4 ways imaging informatics is central to AI in radiology
Artificial intelligence is in prime position to improve the field of radiology, impacting everything from image interpretation to clinical workflow. In order to be successful, radiology must lean on imaging informatics experts for help, argued authors of a new perspective published in Academic Radiology.
“An imaging informaticist is a unique individual who sits at the intersection of clinical radiology, data science and information technology,” Tessa S. Cook, MD, PhD, with the University of Pennsylvania, wrote in the review. “With the ability to understand each of the different domains and translate between the experts in these domains, imaging informaticists are now essential players in the development, evaluation and deployment of AI in the clinical environment.”
Below are four ways imaging informaticists can help successfully integrate AI into radiology:
1. Properly preparing data
Developing AI involves curating, labeling and augmenting large amount of data, a time-consuming and resource-intensive process. Radiologists are often the only experts that can do so, but they are already overextended—that’s where an informaticist comes in.
“Data curation, processing, labeling, and deidentification are fundamental problems tackled in imaging informatics,” Cook explained.
Projects such as the Digital Imaging Adoption Model—a collaboration between three large informatics societies—can help guide imaging facilities on how to identify and process data for AI creation. Informatics experts can also help deidentify radiology data contained in imaging reports to securely train algorithms on quality, real-world images.
2. Technical knowledge of the AI landscape
More often than not, those who are creating AI aren’t familiar with imaging informatics nor the challenges of dealing with DICOM data, let alone clinical radiology. Radiologists can work with informaticists to gain a more well-rounded picture of an AI project.
“Domain expertise is critical to the success and adoption of AI tools, both within and outside medicine,” Cook wrote. “Within radiology in particular, data scientists must learn both the clinical context for the problem being addressed as well as the technical aspects of the data, how it is created and stored, how to consume it, and what it represents.”
3. Evaluating AI
A majority of AI algorithms are not trained on external data, which can severely limit their clinical use. Imaging informaticists can help evaluate AI tools in the clinical environment—a task that is often too technical and time-consuming for radiologists.

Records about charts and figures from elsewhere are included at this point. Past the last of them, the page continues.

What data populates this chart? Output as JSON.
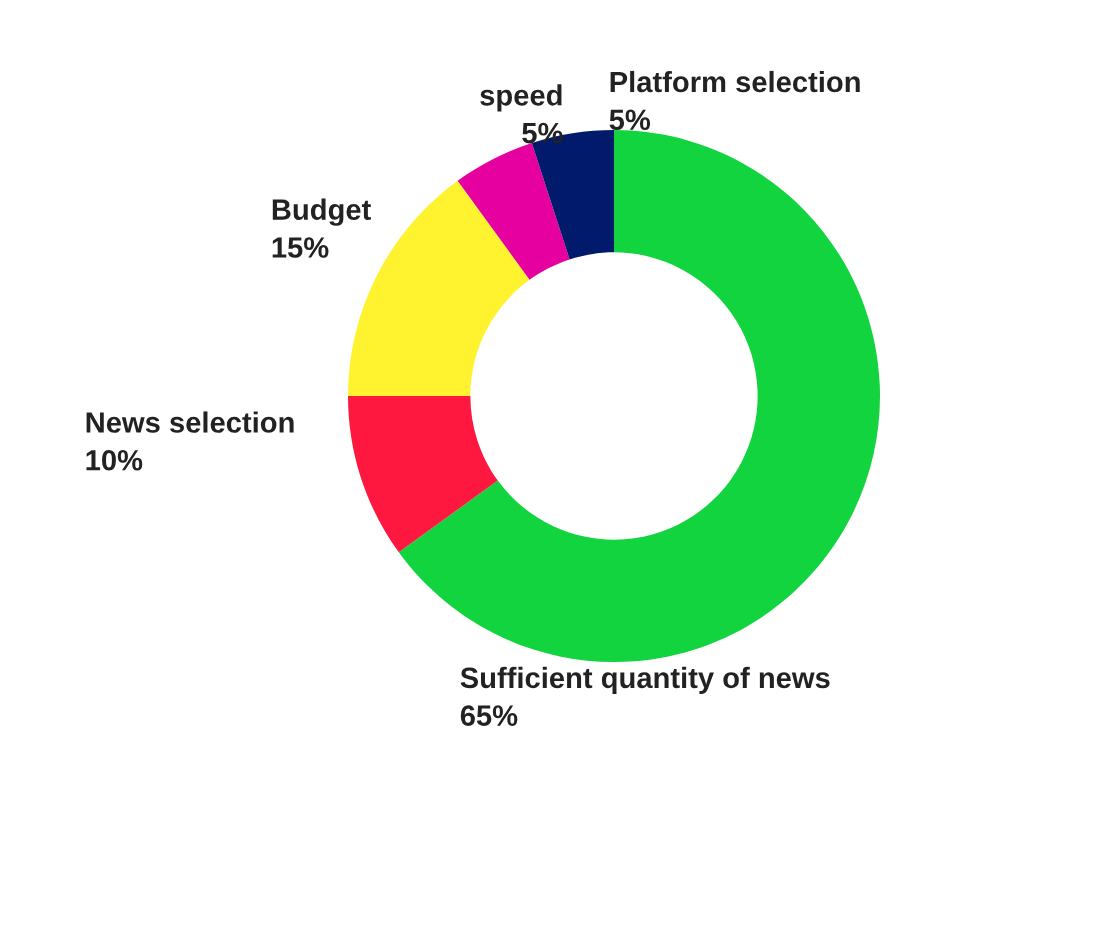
{
  "chart_data": {
    "type": "donut",
    "categories": [
      "Sufficient quantity of news",
      "News selection",
      "Budget",
      "speed",
      "Platform selection"
    ],
    "values": [
      65,
      10,
      15,
      5,
      5
    ],
    "value_labels": [
      "65%",
      "10%",
      "15%",
      "5%",
      "5%"
    ],
    "colors": [
      "#12d43f",
      "#fe173f",
      "#fff22e",
      "#e6009f",
      "#021a6b"
    ],
    "legend": false
  }
}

“This (clinical testing) requires careful thought and planning as to how to temporarily deploy the solution within the clinical workflow, most likely refraining from archiving results in PACS, but still giving radiologists a bona fide experience of using the tool on actual patient cases,” according to Cooke.
4. Integrating AI into clinical workflow
Moving AI from the research and development phase to a radiology department is no easy task, and requires “seamless” integration into the workflow without hampering the PACS or EMR.
Imaging informaticists are well-versed in the challenges and limits of deploying a new tool, patient privacy requirements and the importance of quality control checks.
Overall, Cook emphasized the need for radiologists to work hand-in-hand with informaticists to make sure AI doesn’t become another thorn in the side of imaging experts and their patients.
“It is our responsibility as radiologists and imaging informaticists to ensure that this new technology functions as expected, does not harm our patients, and improves the quality, efficiency, availability of and access to care for our patients,” she concluded.